Поехал. Цесарка скучала, мучилась бессонницей и искренне обрадовалась гостю. Она попросила писателя прочитать ей всю его книгу вслух, чтобы потом спокойно обсудить, обдумать и решить, нужен ли он своим читателям, и если нужен, то для чего.
Писатель так разволновался, что в первую ночь ничего не смог прочитать. Он откашливался, мекал, потом и вовсе стал задыхаться в оранжерее, ему казалось, что на голову его наброшен целлофановый пакет и перехвачен по шее тугой веревкой, и воздуха осталось в обрез, только и успеешь добежать до выхода. Вот он все выбегал и забегал, выбегал и забегал, пока цесарка не предложила ему отправиться пока домой, подготовиться, надышаться, выбрать первый кусок для чтения и вернуться следующим вечером пораньше. Так и порешили. Писатель вернулся домой почти счастливый…

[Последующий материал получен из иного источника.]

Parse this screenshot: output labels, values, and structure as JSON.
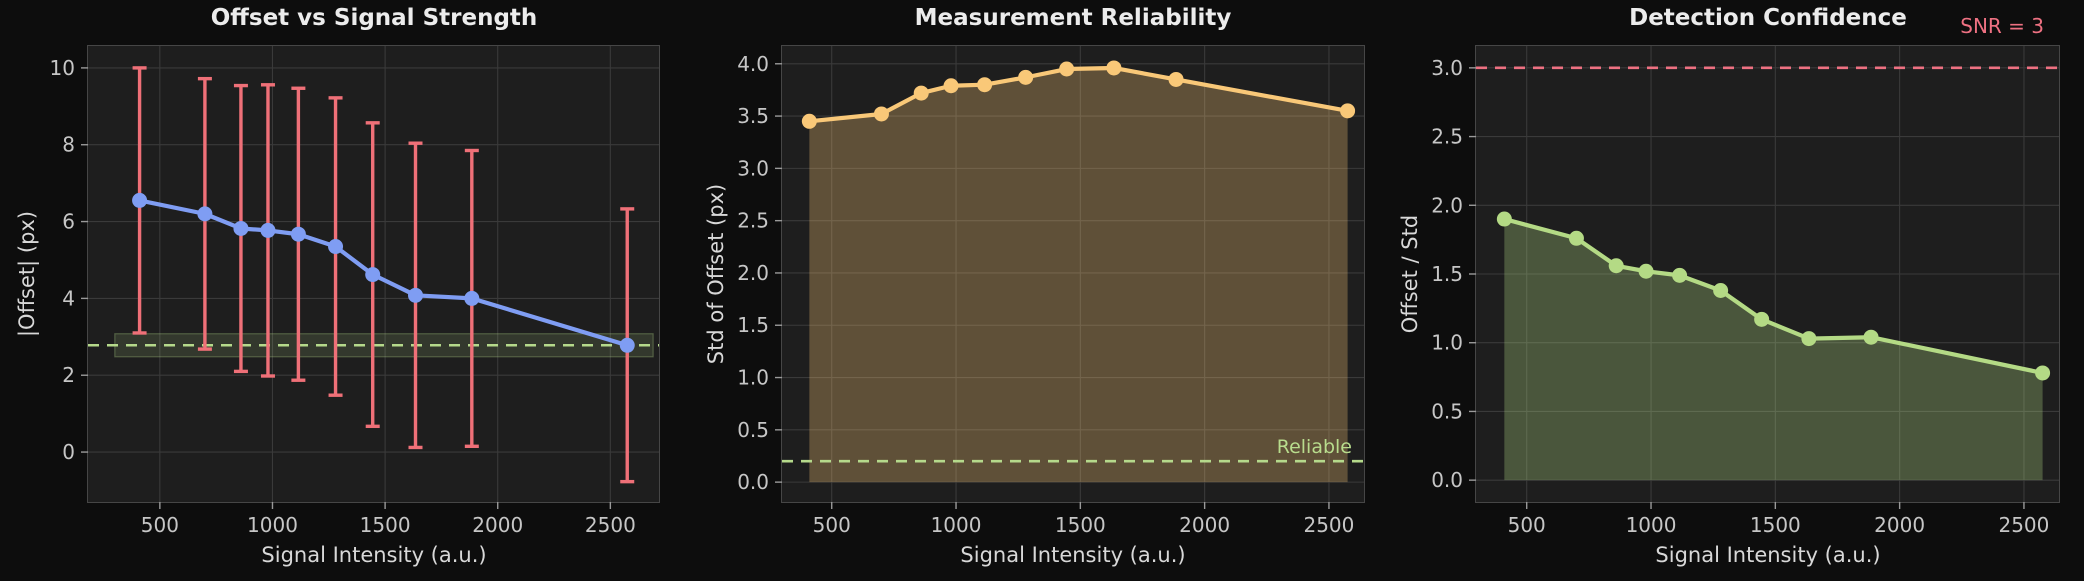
{
  "figure": {
    "background": "#0d0d0d",
    "axes_background": "#1e1e1e",
    "grid_color": "#3a3a3a",
    "title_color": "#ececec",
    "tick_label_color": "#c6c6c6"
  },
  "chart_data": [
    {
      "id": "offset-vs-signal",
      "type": "line",
      "title": "Offset vs Signal Strength",
      "xlabel": "Signal Intensity (a.u.)",
      "ylabel": "|Offset| (px)",
      "x": [
        410,
        700,
        860,
        980,
        1115,
        1280,
        1445,
        1635,
        1885,
        2575
      ],
      "y": [
        6.55,
        6.2,
        5.82,
        5.77,
        5.67,
        5.35,
        4.62,
        4.08,
        4.0,
        2.78
      ],
      "yerr": [
        3.45,
        3.52,
        3.72,
        3.79,
        3.8,
        3.87,
        3.95,
        3.96,
        3.85,
        3.55
      ],
      "xlim": [
        181,
        2716
      ],
      "ylim": [
        -1.3,
        10.57
      ],
      "xticks": [
        500,
        1000,
        1500,
        2000,
        2500
      ],
      "xtick_labels": [
        "500",
        "1000",
        "1500",
        "2000",
        "2500"
      ],
      "yticks": [
        0,
        2,
        4,
        6,
        8,
        10
      ],
      "ytick_labels": [
        "0",
        "2",
        "4",
        "6",
        "8",
        "10"
      ],
      "grid": true,
      "colors": {
        "line": "#7f9df3",
        "error": "#ef7078"
      },
      "hline": {
        "y": 2.78,
        "color": "#b5d98b",
        "style": "dashed"
      },
      "band": {
        "x0": 300,
        "x1": 2690,
        "y0": 2.48,
        "y1": 3.08,
        "color": "rgba(181,217,139,0.14)",
        "border": "rgba(181,217,139,0.30)"
      }
    },
    {
      "id": "measurement-reliability",
      "type": "area",
      "title": "Measurement Reliability",
      "xlabel": "Signal Intensity (a.u.)",
      "ylabel": "Std of Offset (px)",
      "x": [
        410,
        700,
        860,
        980,
        1115,
        1280,
        1445,
        1635,
        1885,
        2575
      ],
      "y": [
        3.45,
        3.52,
        3.72,
        3.79,
        3.8,
        3.87,
        3.95,
        3.96,
        3.85,
        3.55
      ],
      "xlim": [
        300,
        2641
      ],
      "ylim": [
        -0.19,
        4.17
      ],
      "xticks": [
        500,
        1000,
        1500,
        2000,
        2500
      ],
      "xtick_labels": [
        "500",
        "1000",
        "1500",
        "2000",
        "2500"
      ],
      "yticks": [
        0.0,
        0.5,
        1.0,
        1.5,
        2.0,
        2.5,
        3.0,
        3.5,
        4.0
      ],
      "ytick_labels": [
        "0.0",
        "0.5",
        "1.0",
        "1.5",
        "2.0",
        "2.5",
        "3.0",
        "3.5",
        "4.0"
      ],
      "grid": true,
      "fill_to_zero": true,
      "colors": {
        "line": "#f9c878",
        "fill": "rgba(249,200,120,0.30)"
      },
      "hline": {
        "y": 0.2,
        "color": "#b5d98b",
        "style": "dashed",
        "label": "Reliable"
      }
    },
    {
      "id": "detection-confidence",
      "type": "area",
      "title": "Detection Confidence",
      "xlabel": "Signal Intensity (a.u.)",
      "ylabel": "Offset / Std",
      "x": [
        410,
        700,
        860,
        980,
        1115,
        1280,
        1445,
        1635,
        1885,
        2575
      ],
      "y": [
        1.9,
        1.76,
        1.56,
        1.52,
        1.49,
        1.38,
        1.17,
        1.03,
        1.04,
        0.78
      ],
      "xlim": [
        296,
        2641
      ],
      "ylim": [
        -0.159,
        3.159
      ],
      "xticks": [
        500,
        1000,
        1500,
        2000,
        2500
      ],
      "xtick_labels": [
        "500",
        "1000",
        "1500",
        "2000",
        "2500"
      ],
      "yticks": [
        0.0,
        0.5,
        1.0,
        1.5,
        2.0,
        2.5,
        3.0
      ],
      "ytick_labels": [
        "0.0",
        "0.5",
        "1.0",
        "1.5",
        "2.0",
        "2.5",
        "3.0"
      ],
      "grid": true,
      "fill_to_zero": true,
      "colors": {
        "line": "#b4da85",
        "fill": "rgba(180,218,133,0.30)"
      },
      "hline": {
        "y": 3.0,
        "color": "#ee7182",
        "style": "dashed",
        "label": "SNR = 3"
      }
    }
  ]
}
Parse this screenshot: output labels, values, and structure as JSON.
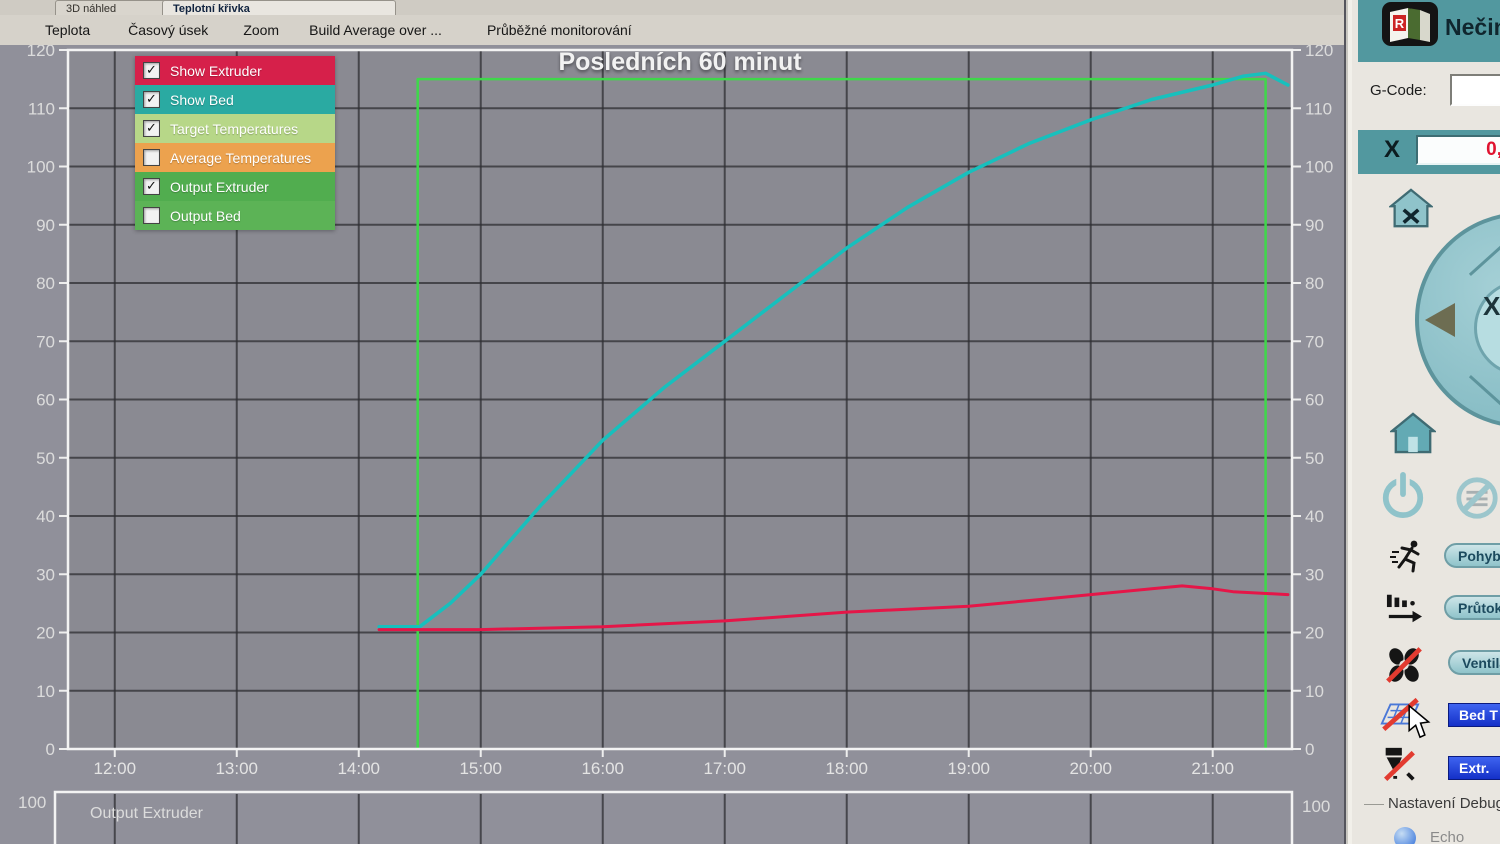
{
  "tabs": [
    {
      "label": "3D náhled",
      "active": false
    },
    {
      "label": "Teplotní křivka",
      "active": true
    }
  ],
  "menu": [
    "Teplota",
    "Časový úsek",
    "Zoom",
    "Build Average over ...",
    "Průběžné monitorování"
  ],
  "chart_data": {
    "type": "line",
    "title": "Posledních 60 minut",
    "x_ticks": [
      "12:00",
      "13:00",
      "14:00",
      "15:00",
      "16:00",
      "17:00",
      "18:00",
      "19:00",
      "20:00",
      "21:00"
    ],
    "x_domain": [
      "11:37",
      "21:39"
    ],
    "y_ticks": [
      0,
      10,
      20,
      30,
      40,
      50,
      60,
      70,
      80,
      90,
      100,
      110,
      120
    ],
    "ylim": [
      0,
      120
    ],
    "grid": true,
    "legend_position": "top-left",
    "legend": [
      {
        "label": "Show Extruder",
        "color": "#d6204a",
        "checked": true
      },
      {
        "label": "Show Bed",
        "color": "#2aaaa2",
        "checked": true
      },
      {
        "label": "Target Temperatures",
        "color": "#b7d788",
        "checked": true
      },
      {
        "label": "Average Temperatures",
        "color": "#eca24e",
        "checked": false
      },
      {
        "label": "Output Extruder",
        "color": "#51ad4f",
        "checked": true
      },
      {
        "label": "Output Bed",
        "color": "#5cb356",
        "checked": false
      }
    ],
    "series": [
      {
        "name": "Target Temperatures",
        "color": "#3fd84a",
        "points": [
          [
            "14:29",
            0
          ],
          [
            "14:29",
            115
          ],
          [
            "21:26",
            115
          ],
          [
            "21:26",
            0
          ]
        ]
      },
      {
        "name": "Show Bed",
        "color": "#17c0bd",
        "points": [
          [
            "14:10",
            21
          ],
          [
            "14:30",
            21
          ],
          [
            "14:45",
            25
          ],
          [
            "15:00",
            30
          ],
          [
            "15:30",
            42
          ],
          [
            "16:00",
            53
          ],
          [
            "16:30",
            62
          ],
          [
            "17:00",
            70
          ],
          [
            "17:30",
            78
          ],
          [
            "18:00",
            86
          ],
          [
            "18:30",
            93
          ],
          [
            "19:00",
            99
          ],
          [
            "19:30",
            104
          ],
          [
            "20:00",
            108
          ],
          [
            "20:30",
            111.5
          ],
          [
            "21:00",
            114
          ],
          [
            "21:15",
            115.5
          ],
          [
            "21:26",
            116
          ],
          [
            "21:37",
            114
          ]
        ]
      },
      {
        "name": "Show Extruder",
        "color": "#e51648",
        "points": [
          [
            "14:10",
            20.5
          ],
          [
            "15:00",
            20.5
          ],
          [
            "16:00",
            21
          ],
          [
            "17:00",
            22
          ],
          [
            "18:00",
            23.5
          ],
          [
            "19:00",
            24.5
          ],
          [
            "19:30",
            25.5
          ],
          [
            "20:00",
            26.5
          ],
          [
            "20:30",
            27.5
          ],
          [
            "20:45",
            28
          ],
          [
            "21:00",
            27.5
          ],
          [
            "21:10",
            27
          ],
          [
            "21:37",
            26.5
          ]
        ]
      }
    ]
  },
  "output_panel": {
    "title": "Output Extruder",
    "axis_label_left": "100",
    "axis_label_right": "100"
  },
  "sidebar": {
    "status": "Nečinný",
    "gcode_label": "G-Code:",
    "gcode_value": "",
    "x_axis_label": "X",
    "x_value": "0,",
    "buttons": {
      "pohyb": "Pohyb",
      "prutok": "Průtok",
      "ventilator": "Ventilátor",
      "bed": "Bed T",
      "extruder": "Extr."
    },
    "debug_label": "Nastavení Debug",
    "echo_label": "Echo"
  }
}
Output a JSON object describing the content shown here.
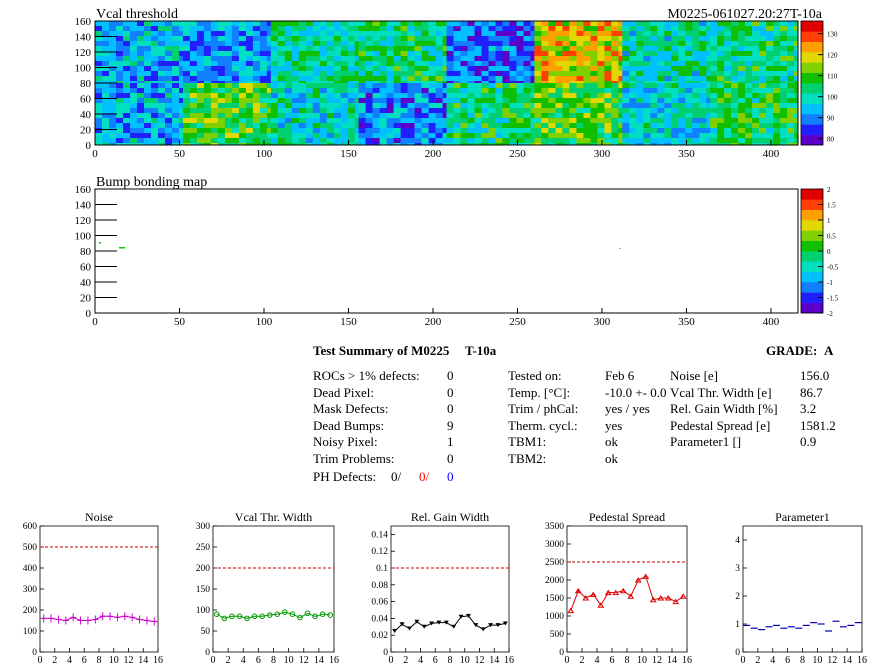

Ну ясно же, что произошло дальше. Зеленый поклонник, который зацеллофанил ее заживо в оранжерее и вроде бы совершенно о ней забыл, а она постепенно стала привыкать к новой жизни и даже увидела какую-то загадочную прелесть в созерцательной неподвижности, словно она созревала для каких-то новых откровений и открытий, а душная теплота накатывала на нее волнами покоя, и что-то необыкновенно родственное почудилось ей в писателе, том самом писателе, над пьесами которого еще совсем недавно она посмеивалась, хотя сама-то она их не читала, но ей кто-то пересказывал, а кто, она не помнила, да это теперь и не имело значения; что говорить — вовсе и не забыл о ней поклонник, а именно той самой ночью, когда писатель вернулся в город, а цесарка принялась его ждать следующим вечером, зеленый приехал, вбежал в оранжерею и закричал:
— Кончайте ее, парни, хватит! Надоела! К стенке и расстрелять!